Il Papa potrebbe così assumere in modo nuovo la sua funzione nella Chiesa e nella società contemporanea. Egli servirebbe in forma nuova, insieme ai vescovi, alla comunità ecclesiale e alla sua unità; darebbe vita nuova al lavoro missionario della Chiesa nel mondo; potrebbe sviluppare con tutt’altra credibilità i suoi sforzi per la pace, il disarmo, il miglioramento sociale dei popoli e delle etnie. Nell’ekuméne cristiana, ed anche molto al di là, egli potrebbe continuamente dar forma nella sua vita e nel suo agire alla voce del buon pastore. Sarebbe ispiratore nello spirito dell’evangelo di Gesù Cristo e un leader nel rinnovamento postconciliare, e Roma diventerebbe un luogo dell’incontro, del dialogo e della cooperazione fraterna ed amichevole.

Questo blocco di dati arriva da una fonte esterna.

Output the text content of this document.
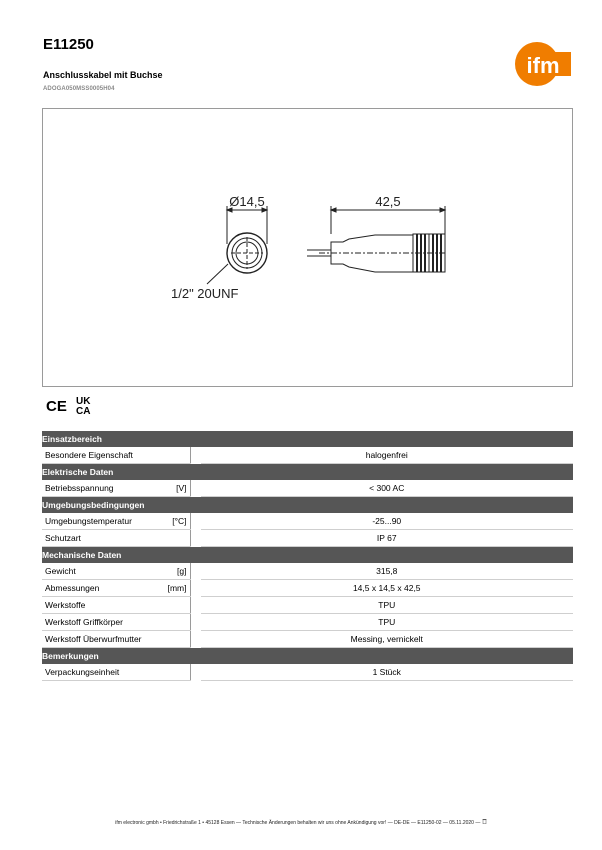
E11250
Anschlusskabel mit Buchse
ADOGA050MSS0005H04
ifm
Ø14,5	42,5
1/2" 20UNF
CE UK
CA
Einsatzbereich			
Besondere Eigenschaft			halogenfrei
Elektrische Daten			
Betriebsspannung	[V]		< 300 AC
Umgebungsbedingungen			
Umgebungstemperatur	[°C]		-25...90
Schutzart			IP 67
Mechanische Daten			
Gewicht	[g]		315,8
Abmessungen	[mm]		14,5 x 14,5 x 42,5
Werkstoffe			TPU
Werkstoff Griffkörper			TPU
Werkstoff Überwurfmutter			Messing, vernickelt
Bemerkungen			
Verpackungseinheit			1 Stück
ifm electronic gmbh • Friedrichstraße 1 • 45128 Essen — Technische Änderungen behalten wir uns ohne Ankündigung vor! — DE-DE — E11250-02 — 05.11.2020 —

Questo – secondo i tratti delineati dal card. Suenens – è una specie di “specchio del Papa” , l’immagine di un Papa come potrebbe essere. E non è certo in contraddizione con il Vaticano II. Se dovesse essere in contraddizione con il Vaticano I , allora il Vaticano I – e fu questa non da ultima l’intenzione del Vaticano II – andrebbe integrato e corretto alla luce dell’evangelo. Le categorie giuridiche del Vaticano I non bastano comunque per tratteggiare come andrebbe compreso un servizio di Pietro alla luce della Scrittura stessa a prescindere totalmente da una motivazione evangelica e storica della successione del vescovo di Roma – che per alcuni è una questione estremamente secondaria -, un servizio per la Chiesa universale, un primato di servizio nel pieno senso biblico. Un primato di servizio sarebbe più che un “primato di onore”: un primato del genere non va assegnato non va assegnato nella Chiesa del servizio e non può nemmeno aiutare nessuno con la sua passività. Un primato di servizio sarebbe anche più di un “primato di giurisdizione”: inteso come forza e potere sarebbe un radicale equivoco, mentre nella sua comprensione letterale passa appunto sotto silenzio l’elemento determinante che è il servizio. Un servizio di Pietro inteso biblicamente può solo essere un “primato pastorale” : un servizio pastorale per la Chiesa intera.
Come tale è obiettivamente radicato e documentato nel Nuovo Testamento, a prescindere da ogni questione di successione. Come tale potrebbe essere oggi di grande utilità per la cristianità intera. E diciamolo ancora una volta: Giovanni XXIII ha mostrato pragmaticamente, almeno a grandi tratti e con accentuazioni chiare, che un tale e diverso papa sarebbe possibile.
Un programma del genere è un programma in tempi lunghi. La realizzazione esige pazienza ed intrepido impegno. E che si arrivi a realizzarlo in questa o in quell’altra forma, è anche indubitabile. Il problema è solo non si arrivi ancora una volta troppo tardi e quindi con perdite troppo ingenti.